Quando finalmente os lábios se separaram, os olhos permaneceram ligados, não mais encarando um ao outro, mas parecendo admirar a alma. Mais alguns segundo de silêncio, e Lu-Ji sentiu que precisava dizer algo. Mas ele não era bom com palavras.
— Obrigado por restaurar minhas mãos.
— Não foi nada… — Yu-Kan sorriu e baixou a cabeça timidamente — Apenas fiz meu trabalho…
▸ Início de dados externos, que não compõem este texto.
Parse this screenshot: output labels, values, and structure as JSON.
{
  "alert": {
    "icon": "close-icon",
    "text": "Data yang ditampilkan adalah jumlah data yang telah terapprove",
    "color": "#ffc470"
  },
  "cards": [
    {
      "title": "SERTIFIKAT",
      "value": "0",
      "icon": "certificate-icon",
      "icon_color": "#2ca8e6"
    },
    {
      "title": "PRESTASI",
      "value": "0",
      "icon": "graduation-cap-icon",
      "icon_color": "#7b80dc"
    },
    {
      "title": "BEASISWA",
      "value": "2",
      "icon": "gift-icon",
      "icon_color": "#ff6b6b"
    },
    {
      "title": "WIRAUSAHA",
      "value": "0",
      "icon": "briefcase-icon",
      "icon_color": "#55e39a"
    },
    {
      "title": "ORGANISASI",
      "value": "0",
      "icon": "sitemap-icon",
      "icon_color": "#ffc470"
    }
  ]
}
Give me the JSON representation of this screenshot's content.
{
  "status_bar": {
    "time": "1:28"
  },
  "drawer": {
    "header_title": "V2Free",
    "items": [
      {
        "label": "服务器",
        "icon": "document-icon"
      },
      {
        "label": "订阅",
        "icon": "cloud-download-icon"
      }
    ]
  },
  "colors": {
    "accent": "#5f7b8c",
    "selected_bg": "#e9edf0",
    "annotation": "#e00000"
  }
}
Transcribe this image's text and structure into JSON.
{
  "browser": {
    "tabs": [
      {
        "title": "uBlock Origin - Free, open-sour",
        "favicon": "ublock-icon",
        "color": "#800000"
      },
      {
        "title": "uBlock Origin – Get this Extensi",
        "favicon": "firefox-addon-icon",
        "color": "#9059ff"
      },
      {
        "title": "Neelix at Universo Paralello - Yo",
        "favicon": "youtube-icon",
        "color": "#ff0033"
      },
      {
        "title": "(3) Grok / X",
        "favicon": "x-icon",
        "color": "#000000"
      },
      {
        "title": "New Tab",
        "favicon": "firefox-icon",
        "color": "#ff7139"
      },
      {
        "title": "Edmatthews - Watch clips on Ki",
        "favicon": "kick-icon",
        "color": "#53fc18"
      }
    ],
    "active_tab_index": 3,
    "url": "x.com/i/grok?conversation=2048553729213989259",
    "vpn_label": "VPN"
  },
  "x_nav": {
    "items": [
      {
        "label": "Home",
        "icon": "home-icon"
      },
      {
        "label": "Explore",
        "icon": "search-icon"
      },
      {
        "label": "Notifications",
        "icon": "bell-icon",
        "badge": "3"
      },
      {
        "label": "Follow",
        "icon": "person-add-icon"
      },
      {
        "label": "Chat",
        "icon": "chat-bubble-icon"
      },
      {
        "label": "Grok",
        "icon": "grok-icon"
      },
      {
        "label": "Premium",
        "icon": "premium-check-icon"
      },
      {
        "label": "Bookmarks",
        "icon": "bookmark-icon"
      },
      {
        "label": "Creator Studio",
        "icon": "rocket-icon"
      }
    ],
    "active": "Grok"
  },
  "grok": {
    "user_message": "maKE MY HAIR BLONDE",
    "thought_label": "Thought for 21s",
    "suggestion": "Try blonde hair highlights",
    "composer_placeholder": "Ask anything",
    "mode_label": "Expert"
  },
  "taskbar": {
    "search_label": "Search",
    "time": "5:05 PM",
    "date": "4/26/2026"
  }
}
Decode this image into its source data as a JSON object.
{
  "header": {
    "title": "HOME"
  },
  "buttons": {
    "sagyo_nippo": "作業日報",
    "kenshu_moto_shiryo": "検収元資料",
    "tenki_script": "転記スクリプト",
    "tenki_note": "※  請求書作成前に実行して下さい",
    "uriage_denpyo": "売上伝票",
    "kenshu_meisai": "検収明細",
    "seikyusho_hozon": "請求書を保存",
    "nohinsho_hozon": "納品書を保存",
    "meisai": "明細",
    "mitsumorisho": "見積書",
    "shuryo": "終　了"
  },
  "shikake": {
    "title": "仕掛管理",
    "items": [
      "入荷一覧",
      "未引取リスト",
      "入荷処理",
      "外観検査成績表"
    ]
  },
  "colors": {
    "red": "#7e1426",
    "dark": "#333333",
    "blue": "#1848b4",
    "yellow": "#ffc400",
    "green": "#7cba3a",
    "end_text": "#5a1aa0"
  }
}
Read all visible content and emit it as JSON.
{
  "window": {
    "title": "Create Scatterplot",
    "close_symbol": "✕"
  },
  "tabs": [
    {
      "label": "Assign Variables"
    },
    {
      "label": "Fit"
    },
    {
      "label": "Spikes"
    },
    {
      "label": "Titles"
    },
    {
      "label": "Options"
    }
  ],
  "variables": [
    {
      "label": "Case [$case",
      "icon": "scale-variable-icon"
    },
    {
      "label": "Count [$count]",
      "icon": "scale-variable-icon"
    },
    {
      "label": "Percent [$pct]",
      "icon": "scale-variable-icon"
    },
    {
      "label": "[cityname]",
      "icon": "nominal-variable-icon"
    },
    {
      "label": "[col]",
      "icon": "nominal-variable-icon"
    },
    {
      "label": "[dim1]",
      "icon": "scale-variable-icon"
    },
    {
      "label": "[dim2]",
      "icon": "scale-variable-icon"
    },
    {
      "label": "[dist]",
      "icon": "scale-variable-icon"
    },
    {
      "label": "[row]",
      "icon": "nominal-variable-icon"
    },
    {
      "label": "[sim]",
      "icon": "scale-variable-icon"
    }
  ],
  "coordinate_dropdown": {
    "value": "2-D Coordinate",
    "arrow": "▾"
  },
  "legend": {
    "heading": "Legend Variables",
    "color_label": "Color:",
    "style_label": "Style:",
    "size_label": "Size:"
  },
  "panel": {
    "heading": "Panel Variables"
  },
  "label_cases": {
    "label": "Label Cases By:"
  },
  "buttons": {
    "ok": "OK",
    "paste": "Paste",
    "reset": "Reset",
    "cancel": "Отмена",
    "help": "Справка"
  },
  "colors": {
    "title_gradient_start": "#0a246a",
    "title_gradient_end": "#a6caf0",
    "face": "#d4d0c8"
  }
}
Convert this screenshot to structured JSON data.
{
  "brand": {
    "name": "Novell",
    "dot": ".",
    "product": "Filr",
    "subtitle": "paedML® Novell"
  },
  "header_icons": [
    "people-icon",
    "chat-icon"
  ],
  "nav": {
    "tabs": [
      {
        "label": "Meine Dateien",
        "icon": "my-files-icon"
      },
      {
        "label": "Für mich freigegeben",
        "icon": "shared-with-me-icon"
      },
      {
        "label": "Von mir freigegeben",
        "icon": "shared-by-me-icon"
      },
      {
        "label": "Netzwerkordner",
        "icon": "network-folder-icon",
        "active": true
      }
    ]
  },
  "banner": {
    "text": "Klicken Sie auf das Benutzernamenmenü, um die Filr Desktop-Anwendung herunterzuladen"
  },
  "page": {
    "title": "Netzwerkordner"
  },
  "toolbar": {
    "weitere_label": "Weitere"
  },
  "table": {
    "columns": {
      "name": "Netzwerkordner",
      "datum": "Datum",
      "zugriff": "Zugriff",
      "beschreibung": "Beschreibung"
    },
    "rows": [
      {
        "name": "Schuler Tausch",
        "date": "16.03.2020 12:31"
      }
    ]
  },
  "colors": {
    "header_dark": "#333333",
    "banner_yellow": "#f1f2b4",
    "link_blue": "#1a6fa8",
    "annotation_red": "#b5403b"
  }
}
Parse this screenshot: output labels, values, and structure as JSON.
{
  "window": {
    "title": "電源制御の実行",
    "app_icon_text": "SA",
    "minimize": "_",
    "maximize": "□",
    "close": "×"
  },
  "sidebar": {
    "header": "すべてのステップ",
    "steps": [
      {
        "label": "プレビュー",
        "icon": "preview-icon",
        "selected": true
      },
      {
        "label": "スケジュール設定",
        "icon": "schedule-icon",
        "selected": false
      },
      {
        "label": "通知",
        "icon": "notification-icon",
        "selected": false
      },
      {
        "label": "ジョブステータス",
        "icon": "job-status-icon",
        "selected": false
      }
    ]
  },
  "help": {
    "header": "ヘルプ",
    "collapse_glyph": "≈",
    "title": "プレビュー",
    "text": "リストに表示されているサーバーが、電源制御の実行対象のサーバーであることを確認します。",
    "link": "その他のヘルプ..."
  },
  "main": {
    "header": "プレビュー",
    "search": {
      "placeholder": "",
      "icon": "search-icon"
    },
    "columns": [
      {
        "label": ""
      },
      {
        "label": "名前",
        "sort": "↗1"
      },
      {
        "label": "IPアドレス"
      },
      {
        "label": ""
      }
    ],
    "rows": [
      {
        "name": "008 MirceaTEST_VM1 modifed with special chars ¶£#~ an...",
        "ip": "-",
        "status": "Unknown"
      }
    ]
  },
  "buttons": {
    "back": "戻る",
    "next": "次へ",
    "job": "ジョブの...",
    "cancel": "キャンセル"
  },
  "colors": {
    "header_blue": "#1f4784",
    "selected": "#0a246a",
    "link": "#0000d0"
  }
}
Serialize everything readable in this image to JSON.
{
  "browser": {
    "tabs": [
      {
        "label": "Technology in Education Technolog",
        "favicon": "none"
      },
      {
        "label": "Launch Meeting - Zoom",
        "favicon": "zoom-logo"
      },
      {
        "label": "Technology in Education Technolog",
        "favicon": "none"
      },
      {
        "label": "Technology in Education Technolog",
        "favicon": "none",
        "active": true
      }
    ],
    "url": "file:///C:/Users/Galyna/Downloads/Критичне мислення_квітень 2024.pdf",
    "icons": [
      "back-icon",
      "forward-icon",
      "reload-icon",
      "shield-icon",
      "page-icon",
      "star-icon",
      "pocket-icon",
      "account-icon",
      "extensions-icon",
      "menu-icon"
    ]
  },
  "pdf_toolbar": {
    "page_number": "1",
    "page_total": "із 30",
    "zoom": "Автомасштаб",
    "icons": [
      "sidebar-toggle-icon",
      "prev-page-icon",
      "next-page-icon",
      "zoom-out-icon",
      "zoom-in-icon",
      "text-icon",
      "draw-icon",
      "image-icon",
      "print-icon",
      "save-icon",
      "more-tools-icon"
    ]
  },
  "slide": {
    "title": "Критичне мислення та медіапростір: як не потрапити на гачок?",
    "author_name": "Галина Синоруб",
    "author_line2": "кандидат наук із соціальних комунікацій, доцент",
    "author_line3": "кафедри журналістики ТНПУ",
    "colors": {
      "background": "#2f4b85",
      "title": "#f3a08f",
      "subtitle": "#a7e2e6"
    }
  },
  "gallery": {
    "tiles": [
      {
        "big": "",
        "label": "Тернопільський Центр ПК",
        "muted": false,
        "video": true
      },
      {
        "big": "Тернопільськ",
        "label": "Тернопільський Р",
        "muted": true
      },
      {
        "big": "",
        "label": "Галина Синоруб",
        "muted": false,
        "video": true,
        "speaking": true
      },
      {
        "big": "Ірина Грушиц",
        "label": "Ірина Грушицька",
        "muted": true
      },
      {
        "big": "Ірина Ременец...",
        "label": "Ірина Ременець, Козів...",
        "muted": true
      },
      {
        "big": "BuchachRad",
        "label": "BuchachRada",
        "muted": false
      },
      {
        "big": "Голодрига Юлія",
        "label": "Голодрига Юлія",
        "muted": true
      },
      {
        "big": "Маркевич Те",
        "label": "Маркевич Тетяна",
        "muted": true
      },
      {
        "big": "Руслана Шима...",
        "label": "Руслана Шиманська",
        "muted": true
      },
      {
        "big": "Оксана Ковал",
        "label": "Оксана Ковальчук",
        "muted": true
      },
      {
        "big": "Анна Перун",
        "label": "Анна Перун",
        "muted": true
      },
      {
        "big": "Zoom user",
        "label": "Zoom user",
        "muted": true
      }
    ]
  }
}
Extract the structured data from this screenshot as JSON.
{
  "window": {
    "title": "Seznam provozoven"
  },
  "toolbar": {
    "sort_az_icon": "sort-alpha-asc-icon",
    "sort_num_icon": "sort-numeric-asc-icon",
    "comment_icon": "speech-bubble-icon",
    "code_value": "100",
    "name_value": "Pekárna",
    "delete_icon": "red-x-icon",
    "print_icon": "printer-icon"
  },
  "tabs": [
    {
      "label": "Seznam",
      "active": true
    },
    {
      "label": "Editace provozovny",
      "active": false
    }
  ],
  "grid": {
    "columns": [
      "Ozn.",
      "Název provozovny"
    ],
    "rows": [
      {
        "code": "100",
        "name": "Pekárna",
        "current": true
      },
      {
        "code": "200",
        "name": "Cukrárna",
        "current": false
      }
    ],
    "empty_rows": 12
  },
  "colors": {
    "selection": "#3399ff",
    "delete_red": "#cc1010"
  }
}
— Acabei achando divertido esse tempo que passamos juntos…
— Eu também…
— Gostei de te conhecer…
— Eu gosto de você.
— Eu também gosto muito de você.
Com um beijo demorado, Lu-ji se despediu de Yu-Kan, ele torcia para que pudesse repetir o ato em seu retorno, mas na guerra nunca há certeza de que voltará vivo, ou ao menos se o seu cadáver voltaria para ser velado. Mas uma coisa ele tinha certeza, suas novas mãos fariam chover flechas sobre o Leste e o solo daquele lugar seria banhado em sangue.
— Toda a glória a Long-Hua! — Lu-Ji disse saindo do quarto.
— Que a floresta, o mar e o deserto se curvem diante de sua grandeza! — Yu-Kan respondeu com uma voz tristonha.
Uma hora depois, Lu-Ji estava atravessando o deserto congelante em meio às tropas do Reino do Sul, guiando um destacamento inteiro de arqueiros do clã do vento em direção à guerra. Seu coração batia apertado, mas ele sabia que naquele momento tudo o que importava era a glória de seu povo e sua vingança pessoal.